Damn… I think I’m in trouble.Devil“About time you got here. The party started without you,” Fury laughs, slapping me on the back.

I look around, taking a deep breath. The scene tonight is exactly what I like. Half-naked to completely naked women everywhere, booze and assorted joys to explore if you want, and people having a good time. It’s the life I embraced when I set out to become a member of the Savage Brothers. It’s a life I’ve enjoyed for fucking years.

Who in the hell knew talking to a woman—one look at a woman—could change everything. Instead of being here and enjoying the party I’ve been stalking a woman I can’t touch. I feel like a fucking creeper. I’m keyed up and pissed—even when I don’t have a right to be.

“I don’t give a fuck about the party,” I grumble, grabbing a bottle of Jack and ignoring the glass. I look around the room one last time and this is not where I want to be.

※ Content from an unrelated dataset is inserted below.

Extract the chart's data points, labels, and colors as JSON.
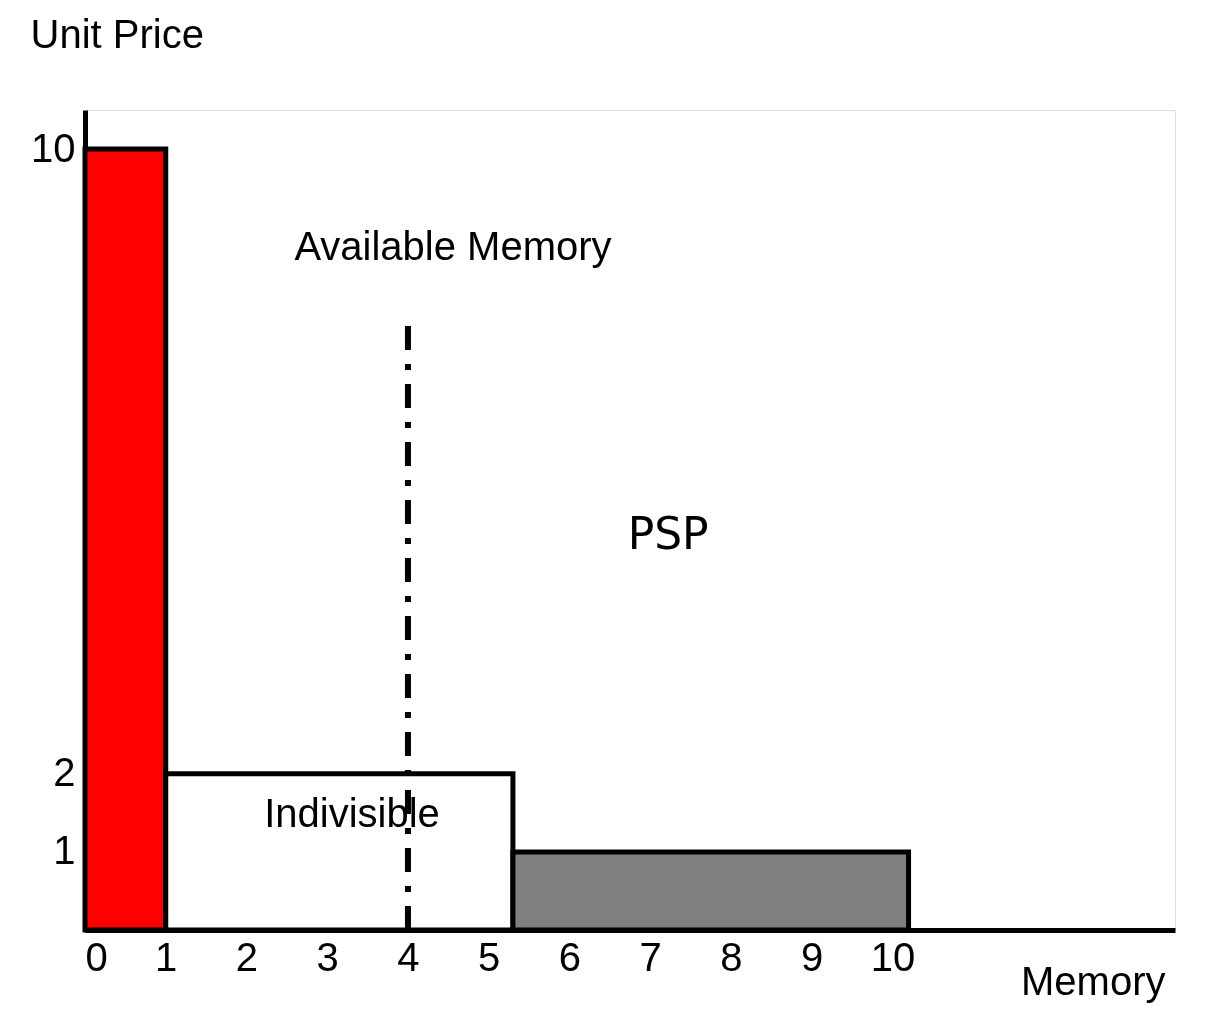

“Hey! Where ya’ going?” Fury asks, but I ignore him and keep walking toward the back.

I push through the doors and take in a deep breath when I hit outside. These doors lead to our courtyard out back. It’s not much more than gravel. None of the men here enjoy mowing grass and since Diesel keeps a tight rein on our prospect numbers, gravel is easier. There’s a few fifty gallon drums on concrete blocks that we throw a fire in when we have a party, a few picnic tables scattered here and there and a couple homemade brick and steel grills. Nothing fancy, but it works. That seems to be our motto. It’s actually suited me better than most clubs we visit.

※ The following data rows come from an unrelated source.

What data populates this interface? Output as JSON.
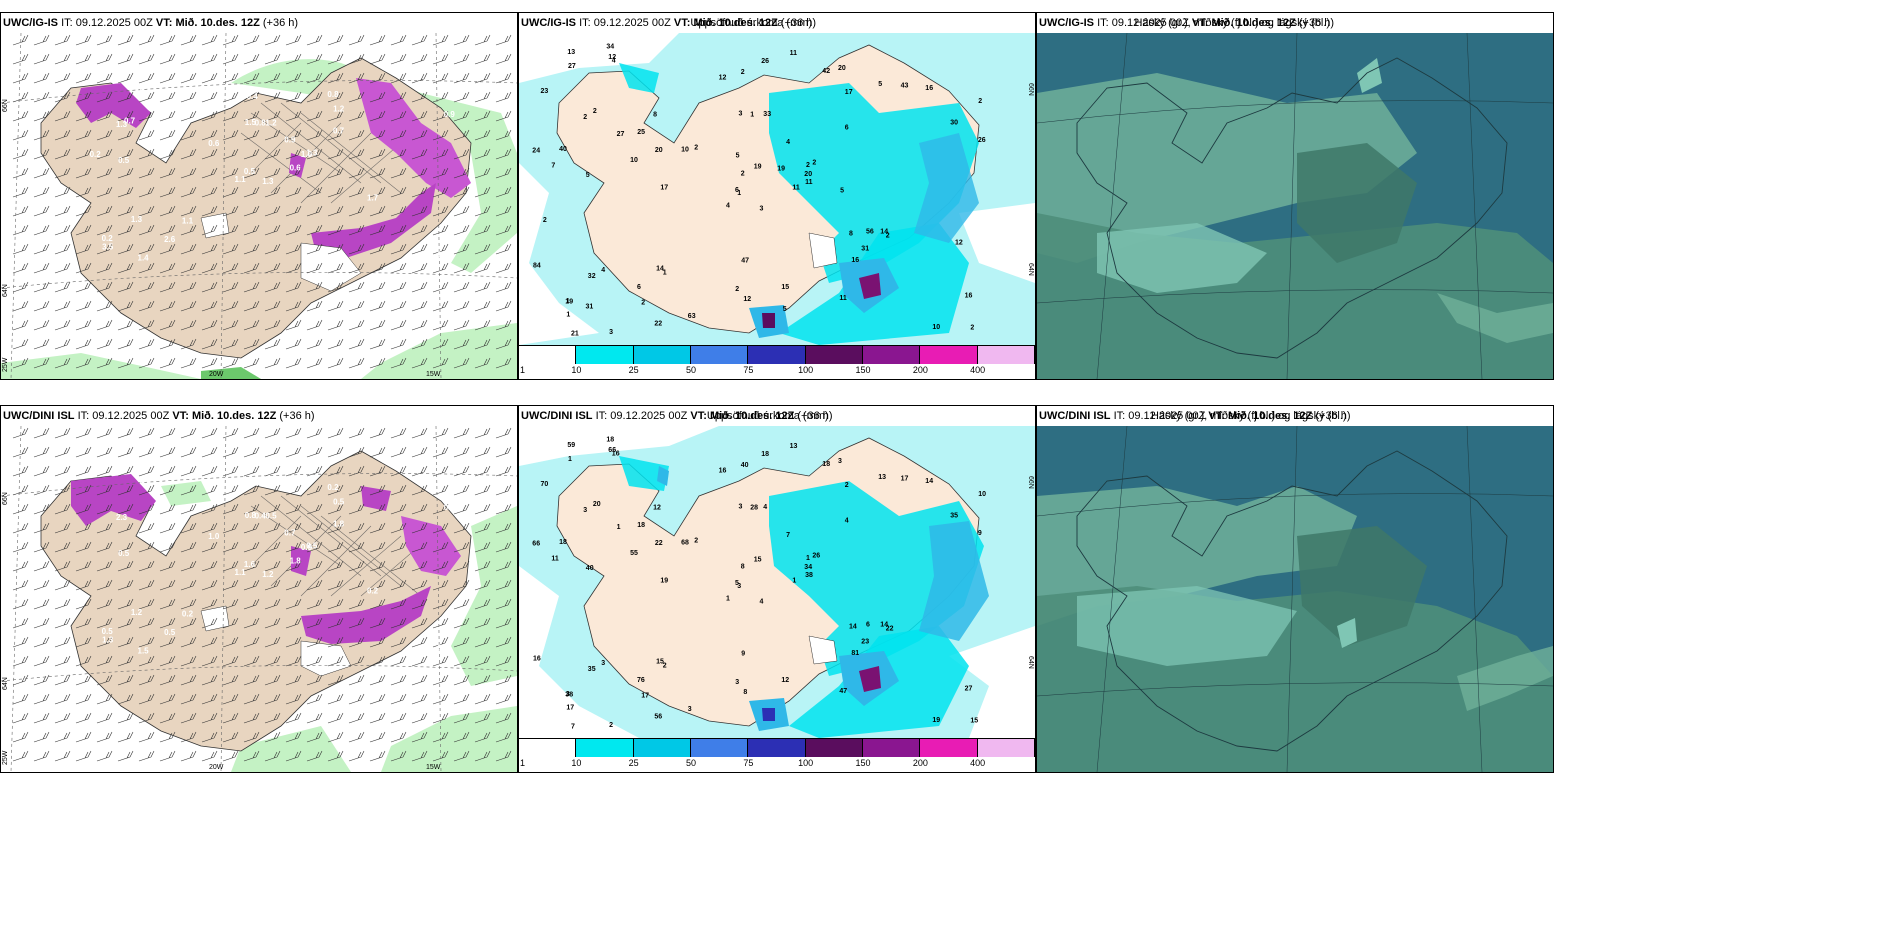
{
  "panels": [
    {
      "id": "tl",
      "model": "UWC/IG-IS",
      "it_label": "IT:",
      "it": "09.12.2025 00Z",
      "vt_label": "VT:",
      "vt": "Mið. 10.des. 12Z",
      "lead": "(+36 h)",
      "right": ""
    },
    {
      "id": "tm",
      "model": "UWC/IG-IS",
      "it_label": "IT:",
      "it": "09.12.2025 00Z",
      "vt_label": "VT:",
      "vt": "Mið. 10.des. 12Z",
      "lead": "(+36 h)",
      "right": "Uppsöfnuð úrkoma (mm)"
    },
    {
      "id": "tr",
      "model": "UWC/IG-IS",
      "it_label": "IT:",
      "it": "09.12.2025 00Z",
      "vt_label": "VT:",
      "vt": "Mið. 10.des. 12Z",
      "lead": "(+36 h)",
      "right": "Háský (gr.), miðský (fj.bl.) og lágský (bl.)"
    },
    {
      "id": "bl",
      "model": "UWC/DINI ISL",
      "it_label": "IT:",
      "it": "09.12.2025 00Z",
      "vt_label": "VT:",
      "vt": "Mið. 10.des. 12Z",
      "lead": "(+36 h)",
      "right": ""
    },
    {
      "id": "bm",
      "model": "UWC/DINI ISL",
      "it_label": "IT:",
      "it": "09.12.2025 00Z",
      "vt_label": "VT:",
      "vt": "Mið. 10.des. 12Z",
      "lead": "(+36 h)",
      "right": "Uppsöfnuð úrkoma (mm)"
    },
    {
      "id": "br",
      "model": "UWC/DINI ISL",
      "it_label": "IT:",
      "it": "09.12.2025 00Z",
      "vt_label": "VT:",
      "vt": "Mið. 10.des. 12Z",
      "lead": "(+36 h)",
      "right": "Háský (gr.), miðský (fj.bl.) og lágský (bl.)"
    }
  ],
  "legend": {
    "ticks": [
      "1",
      "10",
      "25",
      "50",
      "75",
      "100",
      "150",
      "200",
      "400"
    ],
    "colors": [
      "#ffffff",
      "#00e8ef",
      "#00c8e6",
      "#3f7ee8",
      "#2c2fb4",
      "#5a0d5e",
      "#8a1690",
      "#e81cb4",
      "#f0b8f0"
    ]
  },
  "map_colors": {
    "land": "#e8d5c0",
    "land_light": "#fbe9d8",
    "green": "#c4f2c4",
    "green2": "#9ee39e",
    "purple": "#b845c4",
    "purple_hi": "#e46ce8",
    "precip_light": "#b8f4f6",
    "precip_mid": "#00e3ee",
    "precip_blue": "#2fb8e8",
    "precip_dark": "#7a1272",
    "cloud_bg": "#2e6e82",
    "cloud_high": "#4e8e7a",
    "cloud_mid": "#6fb09a",
    "cloud_light": "#7fc6b4"
  },
  "lat_lon_labels": {
    "left": [
      {
        "text": "66N"
      },
      {
        "text": "64N"
      },
      {
        "text": "25W"
      }
    ],
    "bottom": [
      {
        "text": "20W"
      },
      {
        "text": "15W"
      }
    ],
    "right": [
      {
        "text": "66N"
      },
      {
        "text": "64N"
      }
    ]
  },
  "precip_numbers_top": [
    "3",
    "2",
    "1",
    "1",
    "2",
    "1",
    "20",
    "33",
    "17",
    "11",
    "4",
    "2",
    "5",
    "2",
    "4",
    "6",
    "3",
    "3",
    "4",
    "4",
    "2",
    "1",
    "2",
    "1",
    "2",
    "2",
    "2",
    "2",
    "7",
    "8",
    "26",
    "6",
    "2",
    "2",
    "8",
    "5",
    "14",
    "10",
    "16",
    "14",
    "11",
    "10",
    "10",
    "16",
    "22",
    "24",
    "20",
    "21",
    "12",
    "11",
    "32",
    "30",
    "23",
    "31",
    "11",
    "6",
    "12",
    "13",
    "15",
    "16",
    "26",
    "17",
    "40",
    "25",
    "43",
    "34",
    "42",
    "12",
    "19",
    "84",
    "47",
    "63",
    "56",
    "20",
    "19",
    "27",
    "27",
    "2",
    "5",
    "5",
    "19",
    "31",
    "5",
    "12"
  ],
  "precip_numbers_bottom": [
    "4",
    "3",
    "3",
    "3",
    "1",
    "2",
    "3",
    "4",
    "2",
    "1",
    "16",
    "15",
    "40",
    "10",
    "1",
    "4",
    "2",
    "3",
    "7",
    "3",
    "2",
    "17",
    "17",
    "28",
    "26",
    "22",
    "20",
    "40",
    "11",
    "14",
    "9",
    "5",
    "3",
    "8",
    "12",
    "13",
    "15",
    "19",
    "27",
    "14",
    "13",
    "68",
    "55",
    "81",
    "56",
    "66",
    "34",
    "7",
    "8",
    "38",
    "35",
    "35",
    "70",
    "23",
    "47",
    "76",
    "66",
    "59",
    "12",
    "14",
    "18",
    "19",
    "18",
    "18",
    "17",
    "18",
    "18",
    "16",
    "15",
    "16",
    "9",
    "3",
    "6",
    "22",
    "38",
    "1",
    "1"
  ],
  "contour_labels_left_top": [
    "1.3",
    "1.3",
    "0.5",
    "0.2",
    "1.0",
    "1.1",
    "0.8",
    "1.2",
    "1.2",
    "0.6",
    "0.2",
    "1.6",
    "0.5",
    "0.9",
    "1.1",
    "0.7",
    "1.4",
    "1.5",
    "0.9",
    "1.3",
    "0.6",
    "3.5",
    "2.6",
    "0.8",
    "1.3",
    "1.7",
    "0.7",
    "0.4",
    "0.2"
  ],
  "contour_labels_left_bottom": [
    "1.2",
    "2.3",
    "1.6",
    "0.5",
    "0.9",
    "0.2",
    "0.2",
    "0.5",
    "0.5",
    "1.8",
    "0.9",
    "0.6",
    "0.5",
    "0.54",
    "1.1",
    "1.8",
    "1.5",
    "0.8",
    "0.7",
    "1.2",
    "1.0",
    "1.3",
    "0.5",
    "0.4",
    "0.5",
    "0.2"
  ]
}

Tonight it annoys the fuck out of me.

I feel like I’m caged inside my own skin. When I get like this—and that’s not often—I want to ride or fuck. Tonight, for whatever reason, fucking is the furthest thing from my mind. I’m ignoring the fact it has anything to do with the brunette who is torturing me lately. She’s not available and whatever this voodoo is that has my dick twisted up over her will pass. All I need to do is wait it out.

“What’s wrong with you, man?” Fury asks after following me outside. I sit on one of the tables, my feet on the bench, open the bottle and take a big swig from it while looking up at the stars in the Tennessee sky.